Die Aare war im Laufe der geologischen Entwicklung nacheinander der Oberlauf der Donau, der Rhone und des Rheins.

Verlauf[Bearbeiten | Quelltext bearbeiten]

Renaturierte „Alte Aare“

Die Aare entspringt den beiden Aargletschern (Oberaar‑ und Unteraargletscher) im Grimselgebiet einige Kilometer südlich von Guttannen im Haslital und fliesst in nördlicher Richtung durch das lange, teilweise steile Tal bis nach Innertkirchen. Dann passiert sie die in einen hohen Felsriegel eingeschnittene Aareschlucht und erreicht danach die Ebene zwischen Meiringen und dem Brienzersee.

Bei Brienz mündet die Aare in den Brienzersee. An dessen Westseite durchquert sie dann das sogenannte Bödeli, die weite Schwemmebene der Lütschine bei Interlaken, bevor sie an der Ortschaft Unterseen vorbei zum Thunersee fliesst. In den See fliesst seit der Flusskorrektion im 18. Jahrhundert die Kander, die damit die Wassermenge der Aare beim Verlassen des Thunersees vergrössert.

Bei der Stadt Thun verlässt die Aare den Thunersee und fliesst durch das breite Aaretal zwischen Münsingen und dem Belpberg nach Bern. Im Belpmoos treffen die Gürbe und die Giesse zusammen und münden gemeinsam in die Aare. Auf dem Gebiet der Stadt Bern verläuft die Aare in einem tief eingeschnittenen Tal um die im Mittelalter auf einem Geländesporn errichtete Altstadt. Mit einer seit Jahrhunderten bestehenden Staustufe, der Schwelle, wird ein kurzer Gewerbekanal, der Tych, abgeleitet. Wenig flussabwärts umfliesst die Aare in einer weiteren Talschlaufe die Engehalbinsel, bevor sie in westlicher Richtung den Wohlensee erreicht. Dieser See entstand als Stausee mit dem Bau der Staumauer des Wasserkraftwerks Mühleberg.

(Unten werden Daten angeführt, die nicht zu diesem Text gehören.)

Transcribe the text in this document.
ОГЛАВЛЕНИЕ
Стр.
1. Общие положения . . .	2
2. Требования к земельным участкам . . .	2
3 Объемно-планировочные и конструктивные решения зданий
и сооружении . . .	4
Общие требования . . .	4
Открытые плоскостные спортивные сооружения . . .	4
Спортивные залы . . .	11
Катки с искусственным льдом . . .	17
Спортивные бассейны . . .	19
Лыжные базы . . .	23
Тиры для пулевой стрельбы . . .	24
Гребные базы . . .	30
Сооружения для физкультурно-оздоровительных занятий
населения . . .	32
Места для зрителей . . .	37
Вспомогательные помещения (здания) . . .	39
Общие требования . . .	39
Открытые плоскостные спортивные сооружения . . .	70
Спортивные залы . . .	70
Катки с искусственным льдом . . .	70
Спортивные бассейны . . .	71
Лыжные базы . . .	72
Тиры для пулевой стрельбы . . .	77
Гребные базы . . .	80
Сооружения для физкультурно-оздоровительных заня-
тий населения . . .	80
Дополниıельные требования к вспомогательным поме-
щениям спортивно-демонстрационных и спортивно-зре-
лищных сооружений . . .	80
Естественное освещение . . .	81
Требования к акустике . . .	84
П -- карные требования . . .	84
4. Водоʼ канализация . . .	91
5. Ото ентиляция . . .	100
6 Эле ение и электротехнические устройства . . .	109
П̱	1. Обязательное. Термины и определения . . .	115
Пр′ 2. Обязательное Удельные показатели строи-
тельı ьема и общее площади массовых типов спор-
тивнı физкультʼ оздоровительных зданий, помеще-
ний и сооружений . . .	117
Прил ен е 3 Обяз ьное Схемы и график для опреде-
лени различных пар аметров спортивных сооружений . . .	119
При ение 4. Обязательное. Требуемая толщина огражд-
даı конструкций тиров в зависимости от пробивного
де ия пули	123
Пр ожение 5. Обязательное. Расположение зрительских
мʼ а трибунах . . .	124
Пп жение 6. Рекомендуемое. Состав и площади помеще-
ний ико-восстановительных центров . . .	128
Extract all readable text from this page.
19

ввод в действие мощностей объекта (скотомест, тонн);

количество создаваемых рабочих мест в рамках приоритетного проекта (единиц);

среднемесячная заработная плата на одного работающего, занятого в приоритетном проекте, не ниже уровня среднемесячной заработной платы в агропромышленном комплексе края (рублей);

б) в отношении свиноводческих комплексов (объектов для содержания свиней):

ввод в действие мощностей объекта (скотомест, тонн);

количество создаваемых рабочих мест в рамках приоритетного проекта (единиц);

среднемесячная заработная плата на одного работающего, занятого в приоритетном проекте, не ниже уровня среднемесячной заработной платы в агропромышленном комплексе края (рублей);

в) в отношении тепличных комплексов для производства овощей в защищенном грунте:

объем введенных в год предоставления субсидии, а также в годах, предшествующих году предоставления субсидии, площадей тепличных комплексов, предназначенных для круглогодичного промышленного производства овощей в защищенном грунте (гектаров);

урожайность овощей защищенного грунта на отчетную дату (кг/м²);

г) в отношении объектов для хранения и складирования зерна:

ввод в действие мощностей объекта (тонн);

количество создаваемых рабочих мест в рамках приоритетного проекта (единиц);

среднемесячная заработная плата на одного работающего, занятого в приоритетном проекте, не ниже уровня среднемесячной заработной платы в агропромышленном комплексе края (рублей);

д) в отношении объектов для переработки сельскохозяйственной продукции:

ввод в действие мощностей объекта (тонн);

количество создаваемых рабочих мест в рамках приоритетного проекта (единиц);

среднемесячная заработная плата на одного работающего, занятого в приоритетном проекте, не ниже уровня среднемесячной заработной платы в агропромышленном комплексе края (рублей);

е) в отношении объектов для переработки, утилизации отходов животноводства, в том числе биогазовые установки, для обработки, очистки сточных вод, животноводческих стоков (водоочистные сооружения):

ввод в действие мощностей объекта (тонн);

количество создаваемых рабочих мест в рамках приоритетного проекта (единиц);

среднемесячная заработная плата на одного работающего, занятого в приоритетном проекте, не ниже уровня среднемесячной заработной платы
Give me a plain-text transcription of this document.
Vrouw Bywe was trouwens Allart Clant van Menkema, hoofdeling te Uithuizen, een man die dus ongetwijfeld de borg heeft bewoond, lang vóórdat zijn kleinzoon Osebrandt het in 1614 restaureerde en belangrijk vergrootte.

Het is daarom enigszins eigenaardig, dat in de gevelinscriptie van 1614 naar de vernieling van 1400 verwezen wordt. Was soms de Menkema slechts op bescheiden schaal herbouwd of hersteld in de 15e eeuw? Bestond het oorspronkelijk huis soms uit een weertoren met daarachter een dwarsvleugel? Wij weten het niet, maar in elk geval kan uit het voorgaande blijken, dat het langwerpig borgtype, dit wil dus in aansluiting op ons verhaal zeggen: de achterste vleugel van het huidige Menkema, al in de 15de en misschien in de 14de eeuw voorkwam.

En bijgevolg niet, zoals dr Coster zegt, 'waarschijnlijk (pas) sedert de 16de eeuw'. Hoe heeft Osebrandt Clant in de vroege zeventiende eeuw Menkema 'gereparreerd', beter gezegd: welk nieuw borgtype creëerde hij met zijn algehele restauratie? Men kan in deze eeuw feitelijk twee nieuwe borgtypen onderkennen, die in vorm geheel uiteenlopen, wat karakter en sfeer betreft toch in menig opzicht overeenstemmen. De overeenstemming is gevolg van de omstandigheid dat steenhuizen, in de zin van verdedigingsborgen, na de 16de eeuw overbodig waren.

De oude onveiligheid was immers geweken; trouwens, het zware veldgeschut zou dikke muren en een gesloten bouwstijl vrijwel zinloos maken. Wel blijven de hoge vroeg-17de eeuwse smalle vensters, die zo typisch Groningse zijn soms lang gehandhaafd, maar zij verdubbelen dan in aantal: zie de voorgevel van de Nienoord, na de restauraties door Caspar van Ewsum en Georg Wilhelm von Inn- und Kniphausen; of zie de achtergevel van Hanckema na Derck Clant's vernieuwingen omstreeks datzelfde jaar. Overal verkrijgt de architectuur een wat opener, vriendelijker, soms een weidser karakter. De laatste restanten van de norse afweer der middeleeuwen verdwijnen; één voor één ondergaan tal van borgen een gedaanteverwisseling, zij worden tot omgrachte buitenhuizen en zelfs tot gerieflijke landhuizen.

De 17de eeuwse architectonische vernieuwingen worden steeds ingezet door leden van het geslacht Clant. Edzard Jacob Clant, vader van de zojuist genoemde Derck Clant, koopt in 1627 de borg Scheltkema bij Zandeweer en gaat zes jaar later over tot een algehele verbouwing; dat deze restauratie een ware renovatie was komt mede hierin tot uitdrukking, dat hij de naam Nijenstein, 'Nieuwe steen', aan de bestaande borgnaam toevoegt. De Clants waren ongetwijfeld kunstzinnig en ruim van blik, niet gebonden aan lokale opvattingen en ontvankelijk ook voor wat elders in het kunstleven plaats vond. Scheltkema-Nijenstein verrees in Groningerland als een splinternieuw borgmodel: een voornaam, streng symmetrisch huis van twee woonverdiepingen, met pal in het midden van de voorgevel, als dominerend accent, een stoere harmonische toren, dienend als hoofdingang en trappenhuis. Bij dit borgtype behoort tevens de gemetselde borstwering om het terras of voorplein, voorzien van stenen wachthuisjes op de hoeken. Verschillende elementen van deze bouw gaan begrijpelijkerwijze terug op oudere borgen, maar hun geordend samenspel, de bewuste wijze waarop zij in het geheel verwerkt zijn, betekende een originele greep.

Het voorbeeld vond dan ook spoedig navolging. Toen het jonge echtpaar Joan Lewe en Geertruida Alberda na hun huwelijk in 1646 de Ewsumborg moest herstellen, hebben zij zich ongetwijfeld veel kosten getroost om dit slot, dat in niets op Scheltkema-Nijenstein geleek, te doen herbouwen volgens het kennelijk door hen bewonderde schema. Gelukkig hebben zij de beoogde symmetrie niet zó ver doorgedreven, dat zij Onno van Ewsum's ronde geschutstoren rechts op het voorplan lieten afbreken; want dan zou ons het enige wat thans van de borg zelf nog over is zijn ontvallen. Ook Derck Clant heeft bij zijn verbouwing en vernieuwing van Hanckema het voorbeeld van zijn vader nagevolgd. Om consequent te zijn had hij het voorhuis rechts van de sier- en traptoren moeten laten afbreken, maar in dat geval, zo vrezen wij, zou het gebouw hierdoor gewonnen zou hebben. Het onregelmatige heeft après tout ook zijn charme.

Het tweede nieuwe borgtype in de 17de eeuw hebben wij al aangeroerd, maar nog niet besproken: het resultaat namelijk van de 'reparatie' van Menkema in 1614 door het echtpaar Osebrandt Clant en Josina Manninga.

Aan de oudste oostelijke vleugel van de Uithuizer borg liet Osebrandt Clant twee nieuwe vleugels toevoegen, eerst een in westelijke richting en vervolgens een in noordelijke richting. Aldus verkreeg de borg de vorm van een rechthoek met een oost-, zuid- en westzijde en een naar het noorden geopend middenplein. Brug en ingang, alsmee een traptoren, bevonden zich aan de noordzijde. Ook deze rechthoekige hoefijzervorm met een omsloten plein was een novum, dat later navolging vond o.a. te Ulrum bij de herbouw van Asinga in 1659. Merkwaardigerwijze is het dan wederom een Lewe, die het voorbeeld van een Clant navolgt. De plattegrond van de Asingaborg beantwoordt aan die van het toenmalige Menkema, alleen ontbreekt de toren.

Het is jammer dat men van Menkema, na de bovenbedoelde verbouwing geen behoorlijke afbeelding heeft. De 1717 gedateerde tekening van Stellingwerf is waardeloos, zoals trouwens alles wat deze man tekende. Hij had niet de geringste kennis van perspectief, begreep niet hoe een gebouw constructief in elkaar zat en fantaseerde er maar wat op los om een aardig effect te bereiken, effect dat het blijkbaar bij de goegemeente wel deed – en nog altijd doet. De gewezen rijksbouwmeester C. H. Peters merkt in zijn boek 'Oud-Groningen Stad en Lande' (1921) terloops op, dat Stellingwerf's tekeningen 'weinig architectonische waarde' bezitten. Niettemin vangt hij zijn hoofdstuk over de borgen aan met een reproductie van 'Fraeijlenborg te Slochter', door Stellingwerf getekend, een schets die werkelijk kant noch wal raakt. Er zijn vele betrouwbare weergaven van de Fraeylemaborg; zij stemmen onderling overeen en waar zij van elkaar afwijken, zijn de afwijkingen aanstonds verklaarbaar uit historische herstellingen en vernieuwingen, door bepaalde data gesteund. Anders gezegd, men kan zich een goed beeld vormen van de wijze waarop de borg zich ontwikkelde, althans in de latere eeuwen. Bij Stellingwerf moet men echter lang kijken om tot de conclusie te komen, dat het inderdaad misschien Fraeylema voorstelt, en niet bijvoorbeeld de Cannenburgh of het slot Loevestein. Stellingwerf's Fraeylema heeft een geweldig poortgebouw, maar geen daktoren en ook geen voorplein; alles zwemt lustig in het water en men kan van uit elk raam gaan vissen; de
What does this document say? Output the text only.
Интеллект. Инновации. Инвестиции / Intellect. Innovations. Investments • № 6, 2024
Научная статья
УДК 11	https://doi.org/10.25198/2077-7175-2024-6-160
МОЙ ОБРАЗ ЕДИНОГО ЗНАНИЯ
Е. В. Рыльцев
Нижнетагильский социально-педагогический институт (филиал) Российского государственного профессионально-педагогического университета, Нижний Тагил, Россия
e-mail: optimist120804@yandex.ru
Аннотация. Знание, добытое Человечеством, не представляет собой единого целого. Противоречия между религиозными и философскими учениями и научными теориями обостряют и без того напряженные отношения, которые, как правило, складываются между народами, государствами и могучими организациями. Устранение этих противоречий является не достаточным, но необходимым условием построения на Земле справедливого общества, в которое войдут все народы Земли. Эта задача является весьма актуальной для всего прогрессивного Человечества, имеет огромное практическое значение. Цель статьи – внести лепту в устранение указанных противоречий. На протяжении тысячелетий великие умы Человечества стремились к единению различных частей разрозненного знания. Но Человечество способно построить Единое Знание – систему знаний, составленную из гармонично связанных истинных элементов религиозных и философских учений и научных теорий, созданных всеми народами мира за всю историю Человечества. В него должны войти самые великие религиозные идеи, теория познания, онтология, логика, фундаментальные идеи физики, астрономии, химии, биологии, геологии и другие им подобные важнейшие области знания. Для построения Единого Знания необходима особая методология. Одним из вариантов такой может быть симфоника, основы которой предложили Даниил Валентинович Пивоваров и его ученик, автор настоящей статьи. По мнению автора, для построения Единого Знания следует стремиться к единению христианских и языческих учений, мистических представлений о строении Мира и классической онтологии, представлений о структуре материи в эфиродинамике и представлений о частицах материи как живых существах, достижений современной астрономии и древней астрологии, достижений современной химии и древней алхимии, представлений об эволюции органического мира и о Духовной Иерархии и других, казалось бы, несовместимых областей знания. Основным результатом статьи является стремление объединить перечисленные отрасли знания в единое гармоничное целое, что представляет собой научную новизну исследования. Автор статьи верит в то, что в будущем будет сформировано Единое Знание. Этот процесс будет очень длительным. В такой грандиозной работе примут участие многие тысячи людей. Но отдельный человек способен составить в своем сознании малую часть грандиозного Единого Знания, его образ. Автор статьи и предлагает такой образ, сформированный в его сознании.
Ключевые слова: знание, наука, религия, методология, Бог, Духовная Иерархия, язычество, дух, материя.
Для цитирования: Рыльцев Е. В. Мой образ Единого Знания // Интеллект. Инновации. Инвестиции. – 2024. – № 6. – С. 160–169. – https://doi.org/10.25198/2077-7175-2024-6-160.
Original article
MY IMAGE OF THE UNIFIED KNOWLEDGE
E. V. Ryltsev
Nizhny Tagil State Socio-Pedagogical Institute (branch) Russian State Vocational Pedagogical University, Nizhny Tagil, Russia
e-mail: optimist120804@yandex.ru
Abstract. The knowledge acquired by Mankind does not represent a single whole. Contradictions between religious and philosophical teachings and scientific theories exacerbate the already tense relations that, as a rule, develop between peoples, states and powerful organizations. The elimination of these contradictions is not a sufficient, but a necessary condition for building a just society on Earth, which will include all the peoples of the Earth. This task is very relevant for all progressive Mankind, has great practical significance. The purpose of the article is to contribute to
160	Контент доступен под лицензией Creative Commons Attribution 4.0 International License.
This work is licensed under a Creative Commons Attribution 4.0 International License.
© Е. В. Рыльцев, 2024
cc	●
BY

Nach der Einmündung der Saane bei Oltigen südlich von Aarberg fliesst die Aare durch den während der ersten Juragewässerkorrektion gebauten Hagneck-Kanal und bei Hagneck in den Bielersee. Bei Nidau verlässt sie den Bielersee und fliesst durch den Nidau-Büren-Kanal. Kurz vor Büren erreicht sie wieder ihr altes Flussbett. Die Strecke des ursprünglichen Flusslaufs zwischen Aarberg und Büren an der Aare, die sogenannte Alte Aare, bildet ein weites naturbelassenes Gebiet, das nördlich des Kanals um den weiten, bei der Flusskorrektion abgeschnittenen Altlauf im so genannten Häftli ergänzt wird.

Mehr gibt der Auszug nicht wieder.